10-28-2004, 07:57 AM
To those it may concern:
This may be out of line, but I do not care. Please stop this public attacking / defending / taking sides / name calling.
If you feel you are being abused by someone here, put them on your IGNORE list. If you do not like someone, again, IGNORE. If you have already done this, THANK YOU!
I love all of the parties involved. This is heartbreaking. PLEASE, all of this is making me want to leave here. Or maybe I will have to add people to my IGNORE. I do not want to do that, because I have been greatly blessed by ALL of the different people involved by what they have had to say when they are focused on recovery.
10-28-2004, 08:20 AM
I wish I had learned about the ignore feature before now. If I did, I never would have got drawn into all of that insanity, because I wouldn't have even seen the names I was being called. Now that I have turned it on, I won't get triggered by what I don't see.
I think some people just love trauma. They love being able to blame someone. They can't blame their abuser so they blame someone else. This is probably part of what the abuse does to some of us.
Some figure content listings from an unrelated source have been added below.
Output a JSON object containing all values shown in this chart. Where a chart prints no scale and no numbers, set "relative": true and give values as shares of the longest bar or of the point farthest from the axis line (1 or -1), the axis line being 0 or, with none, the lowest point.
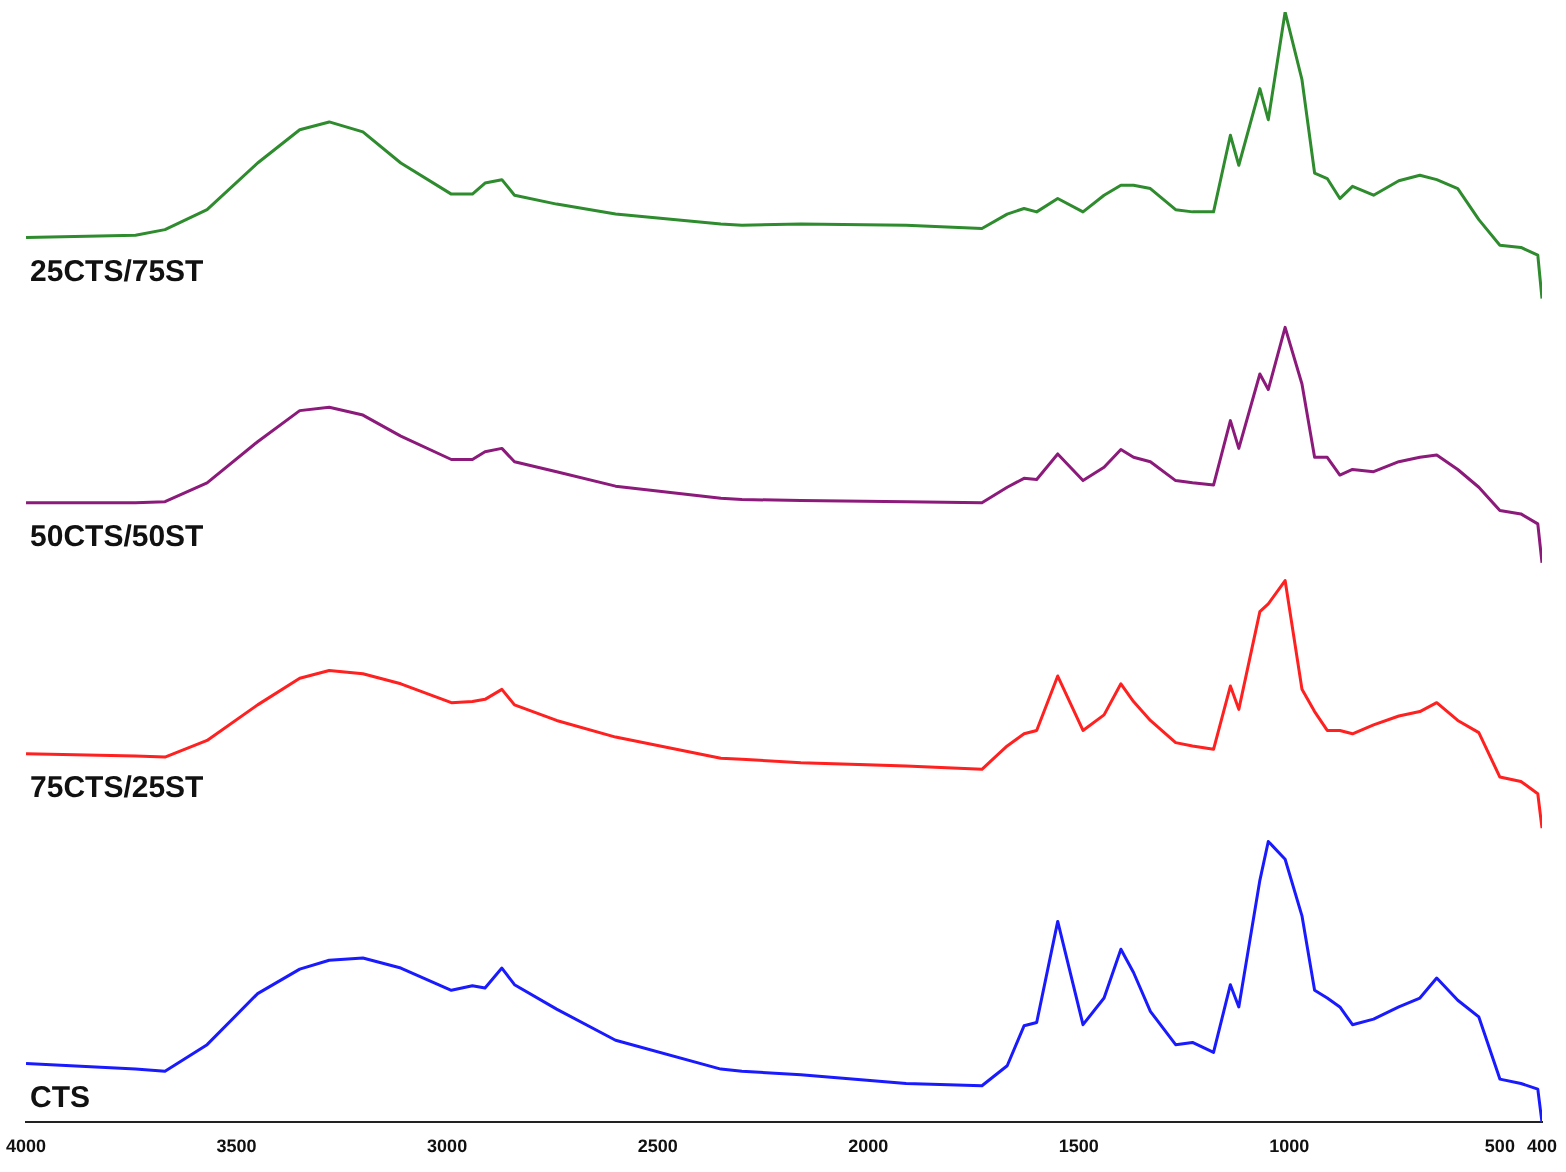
{
  "chart_data": {
    "type": "line",
    "relative": true,
    "legend": false,
    "grid": false,
    "marker": "none",
    "line_style": "solid",
    "tick_labels": "x",
    "x": [
      4000,
      3740,
      3670,
      3570,
      3450,
      3350,
      3280,
      3200,
      3110,
      2990,
      2940,
      2910,
      2870,
      2840,
      2740,
      2600,
      2350,
      2300,
      2160,
      1910,
      1730,
      1670,
      1630,
      1600,
      1550,
      1490,
      1440,
      1400,
      1370,
      1330,
      1270,
      1230,
      1180,
      1140,
      1120,
      1070,
      1050,
      1010,
      970,
      940,
      910,
      880,
      850,
      800,
      740,
      690,
      650,
      600,
      550,
      500,
      450,
      410,
      400
    ],
    "xlim": [
      4000,
      400
    ],
    "xticks": [
      4000,
      3500,
      3000,
      2500,
      2000,
      1500,
      1000,
      500,
      400
    ],
    "series": [
      {
        "name": "25CTS/75ST",
        "color": "#2e8b2e",
        "values": [
          0.797,
          0.799,
          0.804,
          0.822,
          0.864,
          0.894,
          0.901,
          0.892,
          0.864,
          0.836,
          0.836,
          0.846,
          0.849,
          0.835,
          0.827,
          0.818,
          0.809,
          0.808,
          0.809,
          0.808,
          0.805,
          0.818,
          0.823,
          0.82,
          0.832,
          0.82,
          0.835,
          0.844,
          0.844,
          0.841,
          0.822,
          0.82,
          0.82,
          0.889,
          0.862,
          0.931,
          0.903,
          1,
          0.939,
          0.855,
          0.85,
          0.832,
          0.843,
          0.835,
          0.848,
          0.853,
          0.849,
          0.841,
          0.813,
          0.79,
          0.788,
          0.781,
          0.742
        ]
      },
      {
        "name": "50CTS/50ST",
        "color": "#8b1a7a",
        "values": [
          0.558,
          0.558,
          0.559,
          0.576,
          0.613,
          0.641,
          0.644,
          0.637,
          0.618,
          0.597,
          0.597,
          0.604,
          0.607,
          0.595,
          0.586,
          0.573,
          0.562,
          0.561,
          0.56,
          0.559,
          0.558,
          0.572,
          0.58,
          0.579,
          0.602,
          0.578,
          0.59,
          0.606,
          0.599,
          0.595,
          0.578,
          0.576,
          0.574,
          0.632,
          0.607,
          0.674,
          0.66,
          0.716,
          0.665,
          0.599,
          0.599,
          0.583,
          0.588,
          0.586,
          0.595,
          0.599,
          0.601,
          0.588,
          0.572,
          0.551,
          0.548,
          0.539,
          0.504
        ]
      },
      {
        "name": "75CTS/25ST",
        "color": "#ff2020",
        "values": [
          0.332,
          0.33,
          0.329,
          0.344,
          0.376,
          0.4,
          0.407,
          0.404,
          0.395,
          0.378,
          0.379,
          0.381,
          0.39,
          0.376,
          0.362,
          0.347,
          0.328,
          0.327,
          0.324,
          0.321,
          0.318,
          0.339,
          0.35,
          0.353,
          0.402,
          0.353,
          0.367,
          0.395,
          0.379,
          0.362,
          0.342,
          0.339,
          0.336,
          0.393,
          0.372,
          0.46,
          0.467,
          0.488,
          0.39,
          0.37,
          0.353,
          0.353,
          0.35,
          0.358,
          0.366,
          0.37,
          0.378,
          0.362,
          0.351,
          0.311,
          0.307,
          0.296,
          0.265
        ]
      },
      {
        "name": "CTS",
        "color": "#1a1aff",
        "values": [
          0.053,
          0.048,
          0.046,
          0.07,
          0.116,
          0.138,
          0.146,
          0.148,
          0.139,
          0.119,
          0.123,
          0.121,
          0.139,
          0.124,
          0.102,
          0.074,
          0.048,
          0.046,
          0.043,
          0.035,
          0.033,
          0.051,
          0.087,
          0.09,
          0.181,
          0.088,
          0.112,
          0.156,
          0.135,
          0.1,
          0.07,
          0.072,
          0.063,
          0.124,
          0.104,
          0.218,
          0.253,
          0.237,
          0.186,
          0.119,
          0.112,
          0.104,
          0.088,
          0.093,
          0.104,
          0.112,
          0.13,
          0.11,
          0.095,
          0.039,
          0.035,
          0.03,
          0
        ]
      }
    ]
  }
}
Have you ever read about trauma bonds? They occur when you get abused. Then as people get older they want to re-live the trauma of their youth, so they find people to help them do this. That's why many children who were abused grow up to marry an abusive spouse. They get to re-live their childhood in a way that seems "normal" to them. That's why many abusive wives migrate from one abuser to another. Men with dominating mothers try to find controlling wives.
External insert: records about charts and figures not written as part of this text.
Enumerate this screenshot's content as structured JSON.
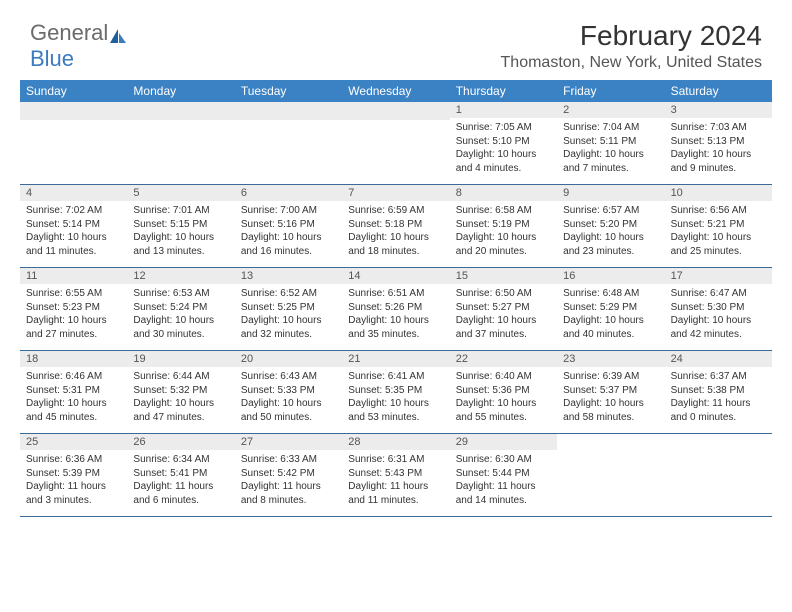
{
  "logo": {
    "text1": "General",
    "text2": "Blue"
  },
  "header": {
    "title": "February 2024",
    "location": "Thomaston, New York, United States"
  },
  "colors": {
    "header_bg": "#3b82c4",
    "header_text": "#ffffff",
    "day_number_bg": "#ececec",
    "border": "#3b6a9a",
    "logo_gray": "#6b6b6b",
    "logo_blue": "#3b7bbf"
  },
  "weekdays": [
    "Sunday",
    "Monday",
    "Tuesday",
    "Wednesday",
    "Thursday",
    "Friday",
    "Saturday"
  ],
  "weeks": [
    [
      {
        "num": "",
        "sunrise": "",
        "sunset": "",
        "daylight": ""
      },
      {
        "num": "",
        "sunrise": "",
        "sunset": "",
        "daylight": ""
      },
      {
        "num": "",
        "sunrise": "",
        "sunset": "",
        "daylight": ""
      },
      {
        "num": "",
        "sunrise": "",
        "sunset": "",
        "daylight": ""
      },
      {
        "num": "1",
        "sunrise": "Sunrise: 7:05 AM",
        "sunset": "Sunset: 5:10 PM",
        "daylight": "Daylight: 10 hours and 4 minutes."
      },
      {
        "num": "2",
        "sunrise": "Sunrise: 7:04 AM",
        "sunset": "Sunset: 5:11 PM",
        "daylight": "Daylight: 10 hours and 7 minutes."
      },
      {
        "num": "3",
        "sunrise": "Sunrise: 7:03 AM",
        "sunset": "Sunset: 5:13 PM",
        "daylight": "Daylight: 10 hours and 9 minutes."
      }
    ],
    [
      {
        "num": "4",
        "sunrise": "Sunrise: 7:02 AM",
        "sunset": "Sunset: 5:14 PM",
        "daylight": "Daylight: 10 hours and 11 minutes."
      },
      {
        "num": "5",
        "sunrise": "Sunrise: 7:01 AM",
        "sunset": "Sunset: 5:15 PM",
        "daylight": "Daylight: 10 hours and 13 minutes."
      },
      {
        "num": "6",
        "sunrise": "Sunrise: 7:00 AM",
        "sunset": "Sunset: 5:16 PM",
        "daylight": "Daylight: 10 hours and 16 minutes."
      },
      {
        "num": "7",
        "sunrise": "Sunrise: 6:59 AM",
        "sunset": "Sunset: 5:18 PM",
        "daylight": "Daylight: 10 hours and 18 minutes."
      },
      {
        "num": "8",
        "sunrise": "Sunrise: 6:58 AM",
        "sunset": "Sunset: 5:19 PM",
        "daylight": "Daylight: 10 hours and 20 minutes."
      },
      {
        "num": "9",
        "sunrise": "Sunrise: 6:57 AM",
        "sunset": "Sunset: 5:20 PM",
        "daylight": "Daylight: 10 hours and 23 minutes."
      },
      {
        "num": "10",
        "sunrise": "Sunrise: 6:56 AM",
        "sunset": "Sunset: 5:21 PM",
        "daylight": "Daylight: 10 hours and 25 minutes."
      }
    ],
    [
      {
        "num": "11",
        "sunrise": "Sunrise: 6:55 AM",
        "sunset": "Sunset: 5:23 PM",
        "daylight": "Daylight: 10 hours and 27 minutes."
      },
      {
        "num": "12",
        "sunrise": "Sunrise: 6:53 AM",
        "sunset": "Sunset: 5:24 PM",
        "daylight": "Daylight: 10 hours and 30 minutes."
      },
      {
        "num": "13",
        "sunrise": "Sunrise: 6:52 AM",
        "sunset": "Sunset: 5:25 PM",
        "daylight": "Daylight: 10 hours and 32 minutes."
      },
      {
        "num": "14",
        "sunrise": "Sunrise: 6:51 AM",
        "sunset": "Sunset: 5:26 PM",
        "daylight": "Daylight: 10 hours and 35 minutes."
      },
      {
        "num": "15",
        "sunrise": "Sunrise: 6:50 AM",
        "sunset": "Sunset: 5:27 PM",
        "daylight": "Daylight: 10 hours and 37 minutes."
      },
      {
        "num": "16",
        "sunrise": "Sunrise: 6:48 AM",
        "sunset": "Sunset: 5:29 PM",
        "daylight": "Daylight: 10 hours and 40 minutes."
      },
      {
        "num": "17",
        "sunrise": "Sunrise: 6:47 AM",
        "sunset": "Sunset: 5:30 PM",
        "daylight": "Daylight: 10 hours and 42 minutes."
      }
    ],
    [
      {
        "num": "18",
        "sunrise": "Sunrise: 6:46 AM",
        "sunset": "Sunset: 5:31 PM",
        "daylight": "Daylight: 10 hours and 45 minutes."
      },
      {
        "num": "19",
        "sunrise": "Sunrise: 6:44 AM",
        "sunset": "Sunset: 5:32 PM",
        "daylight": "Daylight: 10 hours and 47 minutes."
      },
      {
        "num": "20",
        "sunrise": "Sunrise: 6:43 AM",
        "sunset": "Sunset: 5:33 PM",
        "daylight": "Daylight: 10 hours and 50 minutes."
      },
      {
        "num": "21",
        "sunrise": "Sunrise: 6:41 AM",
        "sunset": "Sunset: 5:35 PM",
        "daylight": "Daylight: 10 hours and 53 minutes."
      },
      {
        "num": "22",
        "sunrise": "Sunrise: 6:40 AM",
        "sunset": "Sunset: 5:36 PM",
        "daylight": "Daylight: 10 hours and 55 minutes."
      },
      {
        "num": "23",
        "sunrise": "Sunrise: 6:39 AM",
        "sunset": "Sunset: 5:37 PM",
        "daylight": "Daylight: 10 hours and 58 minutes."
      },
      {
        "num": "24",
        "sunrise": "Sunrise: 6:37 AM",
        "sunset": "Sunset: 5:38 PM",
        "daylight": "Daylight: 11 hours and 0 minutes."
      }
    ],
    [
      {
        "num": "25",
        "sunrise": "Sunrise: 6:36 AM",
        "sunset": "Sunset: 5:39 PM",
        "daylight": "Daylight: 11 hours and 3 minutes."
      },
      {
        "num": "26",
        "sunrise": "Sunrise: 6:34 AM",
        "sunset": "Sunset: 5:41 PM",
        "daylight": "Daylight: 11 hours and 6 minutes."
      },
      {
        "num": "27",
        "sunrise": "Sunrise: 6:33 AM",
        "sunset": "Sunset: 5:42 PM",
        "daylight": "Daylight: 11 hours and 8 minutes."
      },
      {
        "num": "28",
        "sunrise": "Sunrise: 6:31 AM",
        "sunset": "Sunset: 5:43 PM",
        "daylight": "Daylight: 11 hours and 11 minutes."
      },
      {
        "num": "29",
        "sunrise": "Sunrise: 6:30 AM",
        "sunset": "Sunset: 5:44 PM",
        "daylight": "Daylight: 11 hours and 14 minutes."
      },
      {
        "num": "",
        "sunrise": "",
        "sunset": "",
        "daylight": ""
      },
      {
        "num": "",
        "sunrise": "",
        "sunset": "",
        "daylight": ""
      }
    ]
  ]
}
Anyway, I don't want to help anyone re-live their trauma any longer. I have enough on my plate to deal with without the grief of being sucked into an online smear campaign.
10-28-2004, 08:38 AM
It is most unfortunate but there is no stopping. You see when I came here I was badly hurt and abused, physically, spiritually, and some of it was subtle and some of it wasn't. All in the name of love and Jesus.
I am leaving the forum. I have never been banned as I have been accused of being.
One of the things in exposing my perpetrator, who has done nothing but put me through hell with his paranoia that I was anyone but Oopsie Daisey and set out through the "subtle powers of abuse" to lash out. If I am going to be lashed out at then like anyone who came from your churches you want the abuser brought to the light and you want it exposed and so did I.
I wanted it stopped when it was happening to me but just because I told my abusers to stop didn't mean they stopped. I can't continue on this forum because I am not only getting in the forum but I have been getting through other means. He is subtle and he is unsafe, unbalanced and is in need of the board but do not trust him because if you dare to disagree he will come back and subtly abuse you.
He is not all powerful and he is not God and never will be.
I am leaving the forum just like you all left your churches because you don't want any abuse. I can't take any more. I can't stand the evil that I recieve and that the half truths, not perceptions, half truths that are told and the things he does to hurt me purposely. I have had several emails from people on the forum saying that they too have had run in's with Voyager and that he is hell bent on ruin.
That is all I have to say. I will not be back.
I can't believe that this man/or woman or whatever is allowed on the forum with his behaviors.
PLEASE WATCH IT BECAUSE HE IS VERY ABUSIVE AND DOES STRANGE THINGS!
That is what I would tell anyone who would walk into a marriage with a man who I knew was abusive or walk into a church that was a cult. BEWARE~ AND Careful!
He hates my guts because my dad is a preacher and that is that.
If you cross his path, you will see what I mean. He wanted me to drip over him just like satan wanted all the praise away from God, so does voyager.
10-28-2004, 08:40 AM
P.S. - The only way to get free of trauma bonds is to educate ourselves on why we react the way we do to certain things. For me, it has to do with rejection. That's my trauma bond. While growing up I attended 10 different schools because we moved so often. This resulted in a lot of rejection for being the new kid on the block so often. Also, my dad left when I was only two years old. Then when I left my former church due to abuse, I lost hundreds of very close, long-term relationships due to being blacklisted by the pastor (which happened to anyone who left the church). So I think I get triggered when I see rejection coming. That's probably why I get so defensive when people start attacking me and calling me names. Most people would just leave, but instead I stay and fight.
I didn't come here to re-live any traumas. I can here for help, support, and healing. It doesn't help me when I come here and get slandered and called names. It is very counter-productive to healing. It probably turns a lot of people away who really need help. Hopefully the ignore feature will stop this from happening. Because if it doesn't I may have to leave here for good, which I do not want to do. Most of you are very kind, compassionate, and understanding. For those who aren't - we have the ignore button.